Rather than have cameras pan over empty seats and an awkwardly small stage, the production team decided to reinvent the visual format with the five-stage setup. The pandemic’s limitations, coupled with the advantages of new faces coming in with fresh perspectives, helped them refrain from thinking in terms of what the Grammys had done before, he said.

For the most part, Covid-19 didn’t force too many changes. It did give Winston a lot of anxiety.

“There’s been so much uncertainty with what you’re allowed to do,” he says. Changing international quarantine rules made him question whether certain performers could fly in, while health guidance keeps fluctuating: “Every time my computer or phone dings, my first instinct is, ‘Oh, God, what’s gone wrong?’ I don’t know if that’s ever been my mentality before.” 

While all the performers are confirmed and currently Covid-free, “you never know, one of their girlfriends could have Covid and have to quarantine, it’s all just bonkers,” Winston says. “There’s one artist that may, in the end, not be able to make it here due to rules of the country they’re currently in. There’s one immigration issue that we’ve got left.”

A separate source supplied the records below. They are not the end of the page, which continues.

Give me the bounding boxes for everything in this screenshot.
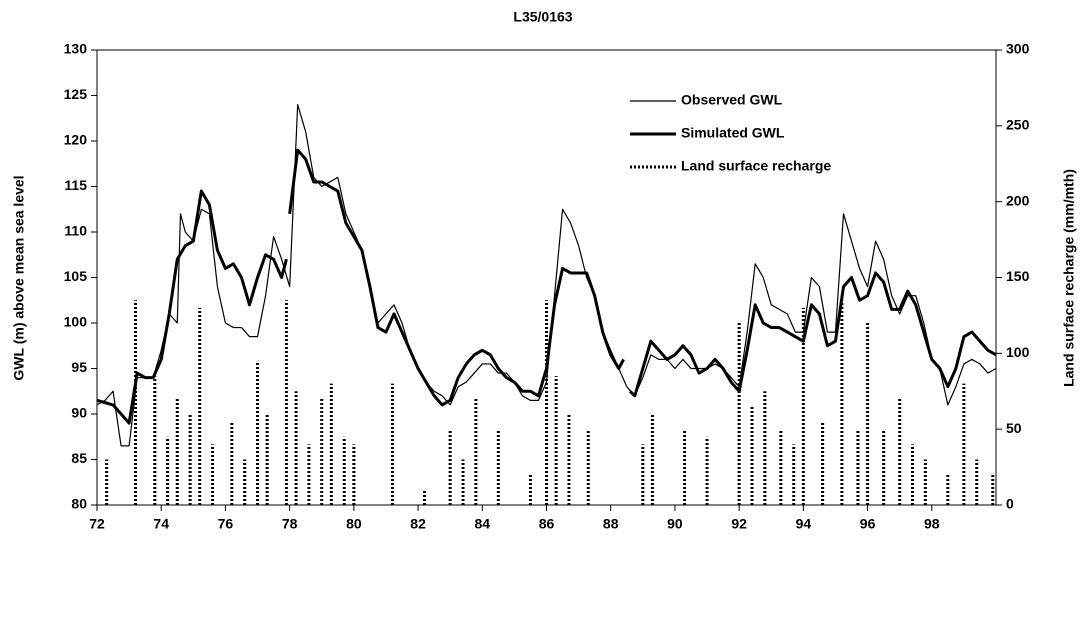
x-tick-label: 78 [282, 516, 298, 532]
x-tick-label: 86 [539, 516, 555, 532]
x-tick-label: 82 [410, 516, 426, 532]
y-axis-label: GWL (m) above mean sea level [11, 175, 27, 380]
y2-tick-label: 200 [1006, 192, 1030, 208]
y2-axis-label: Land surface recharge (mm/mth) [1061, 169, 1077, 387]
y2-tick-label: 150 [1006, 268, 1030, 284]
x-tick-label: 76 [218, 516, 234, 532]
y2-tick-label: 100 [1006, 344, 1030, 360]
y-tick-label: 115 [64, 177, 87, 193]
y-tick-label: 120 [64, 132, 88, 148]
x-tick-label: 92 [731, 516, 747, 532]
y-tick-label: 105 [64, 268, 88, 284]
y-tick-label: 95 [71, 359, 87, 375]
legend-label: Observed GWL [681, 92, 783, 108]
y2-tick-label: 250 [1006, 117, 1030, 133]
y-tick-label: 110 [64, 223, 87, 239]
y-tick-label: 100 [64, 314, 88, 330]
legend-label: Simulated GWL [681, 125, 785, 141]
y-tick-label: 125 [64, 86, 88, 102]
x-tick-label: 80 [346, 516, 362, 532]
x-tick-label: 84 [474, 516, 490, 532]
y-tick-label: 80 [71, 496, 87, 512]
series-line [96, 104, 997, 447]
x-tick-label: 72 [89, 516, 105, 532]
y-tick-label: 90 [71, 405, 87, 421]
x-tick-label: 90 [667, 516, 683, 532]
series-line [628, 271, 997, 398]
legend-label: Land surface recharge [681, 158, 831, 174]
series-line [96, 189, 288, 425]
y2-tick-label: 0 [1006, 496, 1014, 512]
y2-tick-label: 50 [1006, 420, 1022, 436]
y2-tick-label: 300 [1006, 41, 1030, 57]
y-tick-label: 85 [71, 450, 87, 466]
x-tick-label: 98 [924, 516, 940, 532]
chart-title: L35/0163 [513, 9, 572, 25]
series-line [288, 148, 625, 407]
x-tick-label: 74 [153, 516, 169, 532]
x-tick-label: 88 [603, 516, 619, 532]
x-tick-label: 94 [796, 516, 812, 532]
x-tick-label: 96 [860, 516, 876, 532]
y-tick-label: 130 [64, 41, 88, 57]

The show does not have replacements on hand if anyone pulls out — it’ll just cut that performance out.

Above all, Winston wants the 2021 Grammys to focus attention off of dire times. “I want people to be able to watch the 2021 Grammys in 2040 and go, ‘Wow, what an amazing show that was,’ and not go, ‘Oh, that was the Covid year, that’s why they had to do that,'” he says. “I think that’s what we could achieve if we get it right on Sunday.”